Jean-Luc Racine : Il faut d’abord rappeler que l’Inde l’a annoncé parce qu’elle était la présidente du G20. Le projet a été présenté et signé par plusieurs pays : l’Inde, les Etats-Unis, l’Union Européenne, l’Arabie Saoudite, les Emirats Arabes Unis, Israël, la France, l’Italie et l’Allemagne. Sur le fond, il s’agit de faciliter aussi bien les transports maritimes que terrestres. 

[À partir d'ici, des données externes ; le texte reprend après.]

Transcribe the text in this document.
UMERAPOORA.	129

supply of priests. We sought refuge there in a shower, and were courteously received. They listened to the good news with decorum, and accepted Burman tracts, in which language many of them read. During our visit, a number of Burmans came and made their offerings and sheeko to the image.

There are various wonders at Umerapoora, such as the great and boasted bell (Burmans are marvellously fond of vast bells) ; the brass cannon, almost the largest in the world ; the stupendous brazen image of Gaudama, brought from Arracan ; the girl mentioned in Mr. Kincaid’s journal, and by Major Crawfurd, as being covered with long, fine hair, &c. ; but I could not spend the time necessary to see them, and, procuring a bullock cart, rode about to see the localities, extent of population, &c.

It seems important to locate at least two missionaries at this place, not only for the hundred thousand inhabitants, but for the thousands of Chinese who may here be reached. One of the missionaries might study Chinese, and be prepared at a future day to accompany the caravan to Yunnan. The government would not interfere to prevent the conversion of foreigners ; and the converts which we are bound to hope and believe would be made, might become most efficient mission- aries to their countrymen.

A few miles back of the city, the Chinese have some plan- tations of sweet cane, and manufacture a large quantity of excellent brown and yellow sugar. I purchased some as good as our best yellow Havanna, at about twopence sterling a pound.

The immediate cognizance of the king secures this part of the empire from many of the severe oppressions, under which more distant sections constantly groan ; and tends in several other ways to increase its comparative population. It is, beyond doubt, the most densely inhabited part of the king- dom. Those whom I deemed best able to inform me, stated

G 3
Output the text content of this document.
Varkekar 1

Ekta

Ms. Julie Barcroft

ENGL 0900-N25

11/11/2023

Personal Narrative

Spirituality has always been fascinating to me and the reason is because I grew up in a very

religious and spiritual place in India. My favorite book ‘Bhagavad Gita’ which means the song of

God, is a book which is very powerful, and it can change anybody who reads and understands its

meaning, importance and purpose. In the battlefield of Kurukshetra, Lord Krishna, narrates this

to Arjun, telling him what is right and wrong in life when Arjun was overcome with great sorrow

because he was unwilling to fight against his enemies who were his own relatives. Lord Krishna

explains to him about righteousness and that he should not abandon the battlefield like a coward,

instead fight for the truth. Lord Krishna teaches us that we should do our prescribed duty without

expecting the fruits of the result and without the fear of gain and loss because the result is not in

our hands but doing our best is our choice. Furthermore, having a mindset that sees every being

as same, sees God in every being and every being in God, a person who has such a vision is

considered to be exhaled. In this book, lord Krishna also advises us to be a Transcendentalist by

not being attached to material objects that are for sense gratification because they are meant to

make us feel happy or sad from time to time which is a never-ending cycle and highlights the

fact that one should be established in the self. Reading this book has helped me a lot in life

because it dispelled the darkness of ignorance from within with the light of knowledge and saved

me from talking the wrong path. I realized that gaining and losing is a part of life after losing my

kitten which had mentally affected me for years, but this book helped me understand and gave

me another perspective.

S’agissant de concurrencer les routes de la soie, la question est inévitable. Mais l’ambition manifestée par Xi Jinping en 2013 quand il a lancé les routes de la soie (Bel and Road Initiative) et l’effort fait par la Chine depuis 10 ans est d’une ampleur beaucoup plus large. Ça touche des continents entiers. Ce projet va concurrencer les routes chinoises de la soie et un autre projet qui se concrétise difficilement : le corridor Nord-Sud qui est sensé relier l’Inde via l’Iran et le Caucase jusqu’à la Russie puis l’Europe. 

C’est la guerre en Ukraine et la coupure des Occidentaux avec la Russie qui a relancé ce projet ? 

Ça a joué bien entendu parce que l’Inde a pris une position de relative neutralité et n’applique pas les sanctions vis-à-vis de la Russie. D’autres facteurs jouent. Il y a par exemple l’amélioration notable des relations entre l’Inde, l’Arabie Saoudite et les Emirats Arabes Unis. Le premier ministre Narendra Modi a multiplié les visites au fil de ces dernières années. Il y a également un rapprochement très important avec les Etats-Unis. Narendra Modi a aussi tissé des relations avec les européens. Il a été invité en France par le Président Macron et après la réunion des BRICS en Afrique du Sud, Narendra Modi est allé faire un voyage en Grèce. 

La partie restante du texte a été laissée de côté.